When the student team is ready for testing, they take the car and laptop and head into a huge white hall (a former movie studio) where courses are marked out with duct tape on the floor. It’s time to see if their coding will get their car where it’s meant to go.

Learning by doing

Innovation Zone Manager Dr Luke Krieg says the one-day pilot programme with Mt Roskill Grammar students uses the Waka Kotahi AutonoMate cars, which are based on a remote-control car chassis. Retrofitted sensors and control boards allow students to programme the cars using Arduino, an open source software and hardware package for interactive devices.

The project lets students work with the context of autonomous vehicles at a time when society at large is responding to fastmoving changes in transport technology.

“The main thing is to give these kids the feeling they’re part of the conversation about the future of transport,” said Luke. “The infrastructure we’re building is really for them and they will pick it up and influence future developments in time.

“For New Zealand, both in the transport context and more generally, it’s great to have kids who learn by doing, who are not afraid to get hands-on and who are not afraid of science or technology or maths. Maths is not boring – it’s useful, it’s fun and you can do new things with it.”

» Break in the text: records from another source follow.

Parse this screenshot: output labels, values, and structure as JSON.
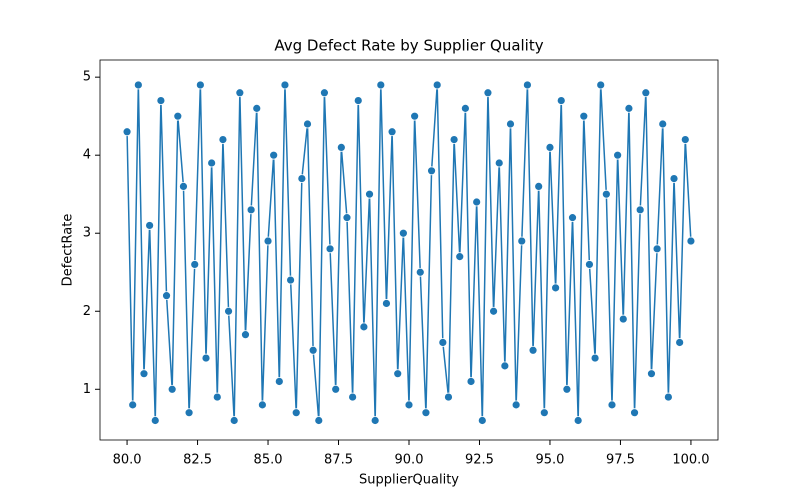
{
  "chart_data": {
    "type": "line",
    "title": "Avg Defect Rate by Supplier Quality",
    "x_label": "SupplierQuality",
    "y_label": "DefectRate",
    "color": "#1f77b4",
    "markers": true,
    "x": [
      80.0,
      80.2,
      80.4,
      80.6,
      80.8,
      81.0,
      81.2,
      81.4,
      81.6,
      81.8,
      82.0,
      82.2,
      82.4,
      82.6,
      82.8,
      83.0,
      83.2,
      83.4,
      83.6,
      83.8,
      84.0,
      84.2,
      84.4,
      84.6,
      84.8,
      85.0,
      85.2,
      85.4,
      85.6,
      85.8,
      86.0,
      86.2,
      86.4,
      86.6,
      86.8,
      87.0,
      87.2,
      87.4,
      87.6,
      87.8,
      88.0,
      88.2,
      88.4,
      88.6,
      88.8,
      89.0,
      89.2,
      89.4,
      89.6,
      89.8,
      90.0,
      90.2,
      90.4,
      90.6,
      90.8,
      91.0,
      91.2,
      91.4,
      91.6,
      91.8,
      92.0,
      92.2,
      92.4,
      92.6,
      92.8,
      93.0,
      93.2,
      93.4,
      93.6,
      93.8,
      94.0,
      94.2,
      94.4,
      94.6,
      94.8,
      95.0,
      95.2,
      95.4,
      95.6,
      95.8,
      96.0,
      96.2,
      96.4,
      96.6,
      96.8,
      97.0,
      97.2,
      97.4,
      97.6,
      97.8,
      98.0,
      98.2,
      98.4,
      98.6,
      98.8,
      99.0,
      99.2,
      99.4,
      99.6,
      99.8,
      100.0
    ],
    "values": [
      4.3,
      0.8,
      4.9,
      1.2,
      3.1,
      0.6,
      4.7,
      2.2,
      1.0,
      4.5,
      3.6,
      0.7,
      2.6,
      4.9,
      1.4,
      3.9,
      0.9,
      4.2,
      2.0,
      0.6,
      4.8,
      1.7,
      3.3,
      4.6,
      0.8,
      2.9,
      4.0,
      1.1,
      4.9,
      2.4,
      0.7,
      3.7,
      4.4,
      1.5,
      0.6,
      4.8,
      2.8,
      1.0,
      4.1,
      3.2,
      0.9,
      4.7,
      1.8,
      3.5,
      0.6,
      4.9,
      2.1,
      4.3,
      1.2,
      3.0,
      0.8,
      4.5,
      2.5,
      0.7,
      3.8,
      4.9,
      1.6,
      0.9,
      4.2,
      2.7,
      4.6,
      1.1,
      3.4,
      0.6,
      4.8,
      2.0,
      3.9,
      1.3,
      4.4,
      0.8,
      2.9,
      4.9,
      1.5,
      3.6,
      0.7,
      4.1,
      2.3,
      4.7,
      1.0,
      3.2,
      0.6,
      4.5,
      2.6,
      1.4,
      4.9,
      3.5,
      0.8,
      4.0,
      1.9,
      4.6,
      0.7,
      3.3,
      4.8,
      1.2,
      2.8,
      4.4,
      0.9,
      3.7,
      1.6,
      4.2,
      2.9
    ],
    "xlim": [
      79.04,
      100.96
    ],
    "xticks": [
      {
        "value": 80,
        "label": "80.0"
      },
      82.5,
      {
        "value": 85,
        "label": "85.0"
      },
      87.5,
      {
        "value": 90,
        "label": "90.0"
      },
      92.5,
      {
        "value": 95,
        "label": "95.0"
      },
      97.5,
      {
        "value": 100,
        "label": "100.0"
      }
    ],
    "ylim": [
      0.35,
      5.22
    ],
    "yticks": [
      1,
      2,
      3,
      4,
      5
    ],
    "grid": false
  }
}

Students decide how to code their car.

Shriya, Kaiyan and Ruth brainstorm ideas for coding their team's car.

Authentic and disruptive

The school’s technology teachers Murray MacDiarmid and Renay Kippen believe the event adds to students’ programming knowledge. The school offers electronics classes right through to Year 13.

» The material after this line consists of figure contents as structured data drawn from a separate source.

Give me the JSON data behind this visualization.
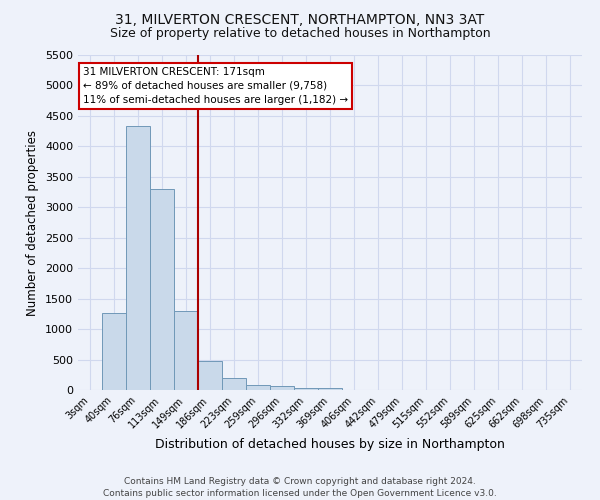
{
  "title": "31, MILVERTON CRESCENT, NORTHAMPTON, NN3 3AT",
  "subtitle": "Size of property relative to detached houses in Northampton",
  "xlabel": "Distribution of detached houses by size in Northampton",
  "ylabel": "Number of detached properties",
  "footer_line1": "Contains HM Land Registry data © Crown copyright and database right 2024.",
  "footer_line2": "Contains public sector information licensed under the Open Government Licence v3.0.",
  "annotation_line1": "31 MILVERTON CRESCENT: 171sqm",
  "annotation_line2": "← 89% of detached houses are smaller (9,758)",
  "annotation_line3": "11% of semi-detached houses are larger (1,182) →",
  "bar_labels": [
    "3sqm",
    "40sqm",
    "76sqm",
    "113sqm",
    "149sqm",
    "186sqm",
    "223sqm",
    "259sqm",
    "296sqm",
    "332sqm",
    "369sqm",
    "406sqm",
    "442sqm",
    "479sqm",
    "515sqm",
    "552sqm",
    "589sqm",
    "625sqm",
    "662sqm",
    "698sqm",
    "735sqm"
  ],
  "bar_values": [
    0,
    1270,
    4330,
    3300,
    1300,
    480,
    200,
    90,
    70,
    30,
    40,
    0,
    0,
    0,
    0,
    0,
    0,
    0,
    0,
    0,
    0
  ],
  "bar_color": "#c9d9ea",
  "bar_edge_color": "#7098b8",
  "grid_color": "#d0d8ee",
  "background_color": "#eef2fa",
  "vline_x_index": 5,
  "vline_color": "#aa0000",
  "ylim": [
    0,
    5500
  ],
  "yticks": [
    0,
    500,
    1000,
    1500,
    2000,
    2500,
    3000,
    3500,
    4000,
    4500,
    5000,
    5500
  ],
  "title_fontsize": 10,
  "subtitle_fontsize": 9,
  "annotation_box_color": "white",
  "annotation_box_edge": "#cc0000",
  "footer_color": "#444444",
  "footer_fontsize": 6.5
}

We build our own microprocessors and printed circuit boards,” explained Murray. “Our senior projects are designed to be open ended and authentic. One of my Year 13 projects is a student working for the physics department to illustrate the resonance of sound in a pipe – it’s a teaching tool. I’ve never seen this before and it has a real practical purpose.”

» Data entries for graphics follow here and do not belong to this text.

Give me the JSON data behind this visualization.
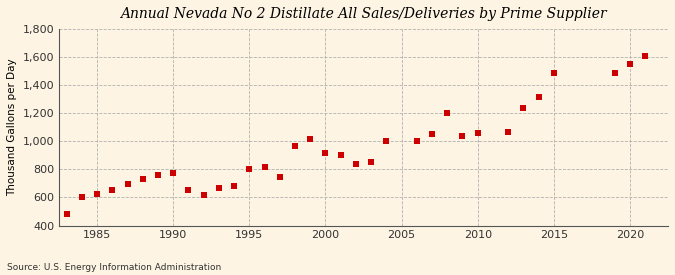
{
  "title": "Annual Nevada No 2 Distillate All Sales/Deliveries by Prime Supplier",
  "ylabel": "Thousand Gallons per Day",
  "source": "Source: U.S. Energy Information Administration",
  "background_color": "#FDF4E3",
  "years": [
    1983,
    1984,
    1985,
    1986,
    1987,
    1988,
    1989,
    1990,
    1991,
    1992,
    1993,
    1994,
    1995,
    1996,
    1997,
    1998,
    1999,
    2000,
    2001,
    2002,
    2003,
    2004,
    2006,
    2007,
    2008,
    2009,
    2010,
    2012,
    2013,
    2014,
    2015,
    2019,
    2020,
    2021
  ],
  "values": [
    480,
    600,
    625,
    650,
    695,
    730,
    760,
    775,
    655,
    615,
    670,
    680,
    805,
    815,
    745,
    970,
    1020,
    915,
    900,
    840,
    855,
    1005,
    1000,
    1055,
    1205,
    1035,
    1060,
    1065,
    1240,
    1315,
    1490,
    1490,
    1550,
    1610
  ],
  "marker_color": "#CC0000",
  "ylim": [
    400,
    1800
  ],
  "yticks": [
    400,
    600,
    800,
    1000,
    1200,
    1400,
    1600,
    1800
  ],
  "xticks": [
    1985,
    1990,
    1995,
    2000,
    2005,
    2010,
    2015,
    2020
  ],
  "xlim": [
    1982.5,
    2022.5
  ]
}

Murray and Renay both agree the AutonoMate event gets the students thinking about emerging technologies.

“There’s a lot of disruptive technology nowadays. We’re driving cars today and that’s going to be disrupted in the next 10 to 20 years, maybe,” said Renay.

Sharing leadership

The teachers see value in learning through a team setting that mirrors professional practice. “With students of mixed ability, the group work lets everybody contribute. The leadership is distributed among the members and they’re all important parts of the structure. Everyone has a fair say because they’ve all got specialised roles within the team.”

Our student team takes their car to the test site. They cluster around the laptop (on loan for the day, thanks to Microsoft), tap some keys and off the car goes. This first basic run is a success, so they head back to the whiteboard to plan more complex instructions. Back at their table, the team chat about progress.

“We’re really striving. We took half an hour to work out what commands we need for moving from the start to the box,” said Shriya.

A student follow his car's progress during a test run.

Ian watches as his team's car uses sensors to follow a set course.

Making a difference

The team’s mentor is Fred Fogerty, a software engineering student from the University of Auckland (every team has a mentor, with volunteers also from AUT and Waka Kotahi).

“It’s really cool that these students have this opportunity,” he said. “They’re doing well. The key thing is that they understand the programming concepts for themselves.”

Team member Kaiyan added: “We want to do this for our career, we really like to work with electronics.”

Their teacher Murray considers the big picture behind those career thoughts. “We’re getting them engaged and believing that they can think about big problems. Ultimately, it’s about how you can make a difference in the world and that you’re drawing on your skills to do it.”

*A version of this article first appeared in New Zealand Interface magazine.